Seminar 2/22/2012 - Qibing Pei, University of California-Los Angeles: Transparent Composite Electrodes for Stretchable Polymer Thin Film Devices
Abstract: Both single wall carbon nanotubes and silver nanowires have been employed to fabricate transparent electrodes by an in-situ composite synthesis and transfer technique. The composite electrodes retain the high conductivity of the conductive network and the mechanical flexibility of the polymer matrix. Surface roughness of the composites is less than 10 nm, suitable for the fabrication of thin film electronic devices. The electrodes can be stretched by up to large strains without significant loss of sheet resistance.

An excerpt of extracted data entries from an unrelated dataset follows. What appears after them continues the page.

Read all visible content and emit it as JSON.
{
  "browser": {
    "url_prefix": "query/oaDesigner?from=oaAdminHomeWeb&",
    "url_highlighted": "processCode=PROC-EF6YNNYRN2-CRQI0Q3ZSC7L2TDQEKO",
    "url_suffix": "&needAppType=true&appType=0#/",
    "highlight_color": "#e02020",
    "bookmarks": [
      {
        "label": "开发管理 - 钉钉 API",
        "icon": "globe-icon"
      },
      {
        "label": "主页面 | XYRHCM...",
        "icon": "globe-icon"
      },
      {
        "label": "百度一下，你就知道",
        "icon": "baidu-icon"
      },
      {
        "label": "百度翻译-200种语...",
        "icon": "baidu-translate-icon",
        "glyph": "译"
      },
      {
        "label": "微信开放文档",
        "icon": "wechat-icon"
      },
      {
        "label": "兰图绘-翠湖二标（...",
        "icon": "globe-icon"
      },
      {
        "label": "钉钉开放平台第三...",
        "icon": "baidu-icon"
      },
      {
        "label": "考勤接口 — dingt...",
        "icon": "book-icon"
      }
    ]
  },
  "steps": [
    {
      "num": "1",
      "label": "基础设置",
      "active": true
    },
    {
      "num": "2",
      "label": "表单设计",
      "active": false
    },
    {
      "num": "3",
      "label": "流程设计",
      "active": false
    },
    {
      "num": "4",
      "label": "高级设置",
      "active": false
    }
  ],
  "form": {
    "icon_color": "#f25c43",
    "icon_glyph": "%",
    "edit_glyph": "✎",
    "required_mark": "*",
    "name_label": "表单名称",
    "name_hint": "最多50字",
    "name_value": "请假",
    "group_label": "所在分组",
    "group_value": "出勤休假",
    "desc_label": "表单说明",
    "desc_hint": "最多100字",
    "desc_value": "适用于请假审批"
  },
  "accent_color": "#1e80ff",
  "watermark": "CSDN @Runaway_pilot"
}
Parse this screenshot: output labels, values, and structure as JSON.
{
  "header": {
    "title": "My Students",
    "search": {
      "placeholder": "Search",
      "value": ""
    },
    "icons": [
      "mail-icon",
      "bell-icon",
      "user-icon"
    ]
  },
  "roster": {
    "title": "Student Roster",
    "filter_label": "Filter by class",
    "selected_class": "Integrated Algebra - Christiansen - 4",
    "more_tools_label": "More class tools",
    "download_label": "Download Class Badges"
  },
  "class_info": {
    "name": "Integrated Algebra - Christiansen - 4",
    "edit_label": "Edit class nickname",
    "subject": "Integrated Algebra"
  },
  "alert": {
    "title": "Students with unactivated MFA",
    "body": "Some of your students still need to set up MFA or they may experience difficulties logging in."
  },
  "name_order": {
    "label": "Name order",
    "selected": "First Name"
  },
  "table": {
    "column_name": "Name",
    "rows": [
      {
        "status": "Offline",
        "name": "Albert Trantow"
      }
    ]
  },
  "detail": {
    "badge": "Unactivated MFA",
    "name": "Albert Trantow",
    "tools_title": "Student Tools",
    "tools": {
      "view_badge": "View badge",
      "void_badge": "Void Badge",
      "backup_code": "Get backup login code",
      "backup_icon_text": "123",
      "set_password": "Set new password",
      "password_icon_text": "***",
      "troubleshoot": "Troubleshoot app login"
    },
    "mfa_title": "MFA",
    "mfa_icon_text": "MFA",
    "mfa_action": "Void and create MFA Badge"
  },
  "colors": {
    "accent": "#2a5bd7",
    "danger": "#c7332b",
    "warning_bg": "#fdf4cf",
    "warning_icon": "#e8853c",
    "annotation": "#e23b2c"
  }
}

The composites are used to fabricate three flexible devices: (1) polymer LEDs, (2) polymer solar cells, and (3) bistable electroactive polymer actuators. The LEDs show 15-50% higher efficiency than control devices fabricated on ITO/glass substrate. The solar cells exhibit lower efficiency than controls due to insufficient surface coverage. When a stack of short and long silver nanowires are employed in the composite, the photovoltaic performance is increased to being comparable to the controls. The composite electrodes have also been used for Joule heating and the actuation of polymer actuators to large strains. I will additionally describe the fabrication of intrinsically stretchable polymer LEDs and refreshable Braille readers.
All seminars are held on Wednesdays from 12:00 noon-1:00 p.m. in the Bowen Hall Auditorium Room 222. A light lunch is provided at 11:30 a.m. in the Bowen Hall Atrium immediately prior to the seminar.